Froma Harrop: Oil Has a Price. Wildlife? Priceless
The Bible tells how Esau sold his birthright for a “mess of pottage.” It is a lesson on the foolishness of choosing immediate gratification over something of far more value but in the future. Esau, in sum, traded his right to be recognized as the firstborn son — with all the advantages his society attached to that status — for a bowl of lentil stew.
A mess of pottage is being cooked up again in the form of renewed efforts to open the Arctic National Wildlife Refuge to oil and gas drilling. The hunger temporarily sated would be for $1 billion — the proceeds from selling drilling rights — to help pay for a buffet of tax cuts over 10 years.
Bear in mind two things. One is that $1 billion would be a tiny drop in the ocean of $1.5 trillion in deficits the tax cuts would set off. And two, it’s about seven times what some oil industry experts say the sales would actually bring in.

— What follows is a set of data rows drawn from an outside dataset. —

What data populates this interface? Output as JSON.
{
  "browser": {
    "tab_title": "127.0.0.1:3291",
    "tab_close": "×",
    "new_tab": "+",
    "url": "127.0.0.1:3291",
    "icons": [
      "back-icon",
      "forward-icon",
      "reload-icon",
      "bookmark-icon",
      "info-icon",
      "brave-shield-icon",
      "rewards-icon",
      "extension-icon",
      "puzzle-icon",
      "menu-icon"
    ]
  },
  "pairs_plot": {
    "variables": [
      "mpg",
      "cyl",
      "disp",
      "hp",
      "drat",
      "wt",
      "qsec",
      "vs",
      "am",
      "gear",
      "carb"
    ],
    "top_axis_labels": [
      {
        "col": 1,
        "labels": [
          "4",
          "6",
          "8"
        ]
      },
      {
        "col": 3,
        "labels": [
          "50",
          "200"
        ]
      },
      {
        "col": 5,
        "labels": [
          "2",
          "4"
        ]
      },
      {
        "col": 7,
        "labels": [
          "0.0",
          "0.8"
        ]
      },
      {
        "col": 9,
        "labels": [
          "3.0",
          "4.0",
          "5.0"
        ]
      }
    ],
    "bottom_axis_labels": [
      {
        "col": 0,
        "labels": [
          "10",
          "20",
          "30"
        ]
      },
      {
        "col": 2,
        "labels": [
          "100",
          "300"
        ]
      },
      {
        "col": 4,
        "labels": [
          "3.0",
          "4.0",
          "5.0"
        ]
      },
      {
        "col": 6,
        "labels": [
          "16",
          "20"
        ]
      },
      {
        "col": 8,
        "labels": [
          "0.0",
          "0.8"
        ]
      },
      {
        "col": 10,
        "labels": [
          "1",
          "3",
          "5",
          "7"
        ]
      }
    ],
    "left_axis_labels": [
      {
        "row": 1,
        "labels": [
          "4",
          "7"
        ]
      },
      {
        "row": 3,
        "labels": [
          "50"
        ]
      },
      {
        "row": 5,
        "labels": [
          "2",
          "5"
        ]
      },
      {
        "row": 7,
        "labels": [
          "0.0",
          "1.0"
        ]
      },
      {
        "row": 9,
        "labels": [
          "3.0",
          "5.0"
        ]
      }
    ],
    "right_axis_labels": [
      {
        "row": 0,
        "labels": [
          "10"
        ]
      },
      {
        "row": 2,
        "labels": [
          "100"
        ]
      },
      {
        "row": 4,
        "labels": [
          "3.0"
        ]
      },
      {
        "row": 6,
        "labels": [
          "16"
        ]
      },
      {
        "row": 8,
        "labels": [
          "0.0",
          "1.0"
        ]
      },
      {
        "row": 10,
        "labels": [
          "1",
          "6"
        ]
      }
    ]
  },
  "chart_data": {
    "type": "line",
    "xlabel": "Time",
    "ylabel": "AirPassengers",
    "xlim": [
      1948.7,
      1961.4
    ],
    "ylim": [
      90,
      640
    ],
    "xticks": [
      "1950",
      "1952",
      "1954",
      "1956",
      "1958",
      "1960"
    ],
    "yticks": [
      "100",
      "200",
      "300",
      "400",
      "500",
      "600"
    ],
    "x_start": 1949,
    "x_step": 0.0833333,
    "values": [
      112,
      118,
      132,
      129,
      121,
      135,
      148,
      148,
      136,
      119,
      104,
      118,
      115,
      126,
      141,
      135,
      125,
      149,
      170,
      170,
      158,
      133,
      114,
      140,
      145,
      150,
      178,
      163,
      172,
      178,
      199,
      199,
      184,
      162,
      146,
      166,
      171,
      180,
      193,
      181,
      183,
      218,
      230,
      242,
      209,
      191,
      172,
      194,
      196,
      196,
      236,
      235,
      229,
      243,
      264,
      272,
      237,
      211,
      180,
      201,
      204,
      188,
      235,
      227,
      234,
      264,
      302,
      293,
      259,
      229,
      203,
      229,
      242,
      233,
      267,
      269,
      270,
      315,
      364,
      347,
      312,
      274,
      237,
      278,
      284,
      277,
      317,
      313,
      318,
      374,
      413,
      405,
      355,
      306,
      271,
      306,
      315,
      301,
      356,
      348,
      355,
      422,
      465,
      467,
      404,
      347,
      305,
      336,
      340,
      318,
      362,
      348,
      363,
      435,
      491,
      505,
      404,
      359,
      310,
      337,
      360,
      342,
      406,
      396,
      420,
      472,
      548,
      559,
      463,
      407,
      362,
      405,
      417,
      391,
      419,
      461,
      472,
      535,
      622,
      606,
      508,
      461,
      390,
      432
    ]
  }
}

As the name implies, wildlife refuges are areas set aside for native mammals, birds and fish to multiply and flourish. President Theodore Roosevelt established the first wildlife refuge in 1903, Florida’s Pelican Island.
Back in the “drill, baby, drill” days of a decade ago, many conservatives argued that exploiting the oil and gas reserves in the Arctic refuge would help free America from dependence on foreign oil. And it would bring down the price of gasoline at the pump.
Were the U.S. facing a national emergency (which we weren’t back then, either), we’d be having a different conversation. Not only is America now far less dependent on energy imports but also it’s become an exporter. And note that there’s currently very little rending of garments over the price of gas.
Thanks to the shale oil drilling boom, the U.S. is the world’s largest producer of oil and gas. Domestic demand, meanwhile, has flattened as Americans shift to more efficient vehicles. Consider also that the revolution in electric vehicles has barely begun.
Falling energy prices have destroyed about 100,000 oil jobs in Texas since 2014. The industry’s one bright light has been a surge in exports being sent out of ports in Texas and Louisiana. Destinations include South Korea, India and, of course, China. Some of the crude from West Texas shale fields is ending up in European countries seeking supplies outside politically unstable parts of the Mideast and Africa.
So why all of a sudden do we have to invade our pristine wildlife refuges in the name of energy security? We do not. The go-to incentive for selling all kinds of American birthrights — let’s add health care security to our wilderness crown jewels — has been tax cuts.
Those salivating over the tax-cut stew should know that ravaging the Arctic National Wildlife Refuge would not make it fiscally responsible. As implied earlier, recent Arctic lease sales would point to a haul in the range of $145 million, nowhere near the $1 billion projected by the Congressional Budget Office.
It’s unclear that drilling in the refuge would even make economic sense for the players. Analysts say the price of oil would have to top $70 a barrel to make drilling worth the companies’ efforts. The U.S. benchmark price recently stood at about $57. Some think the price will rise, but others see it falling. This would be a risky bet.
One doesn’t know how to put a price on the continued survival of arctic foxes, musk oxen, caribou and polar bears. Some cost-benefit analyses of environmental protections present tough choices. Sacrificing America’s natural birthright to partially offset a rich person’s tax cut would be a mess-of-pottage deal.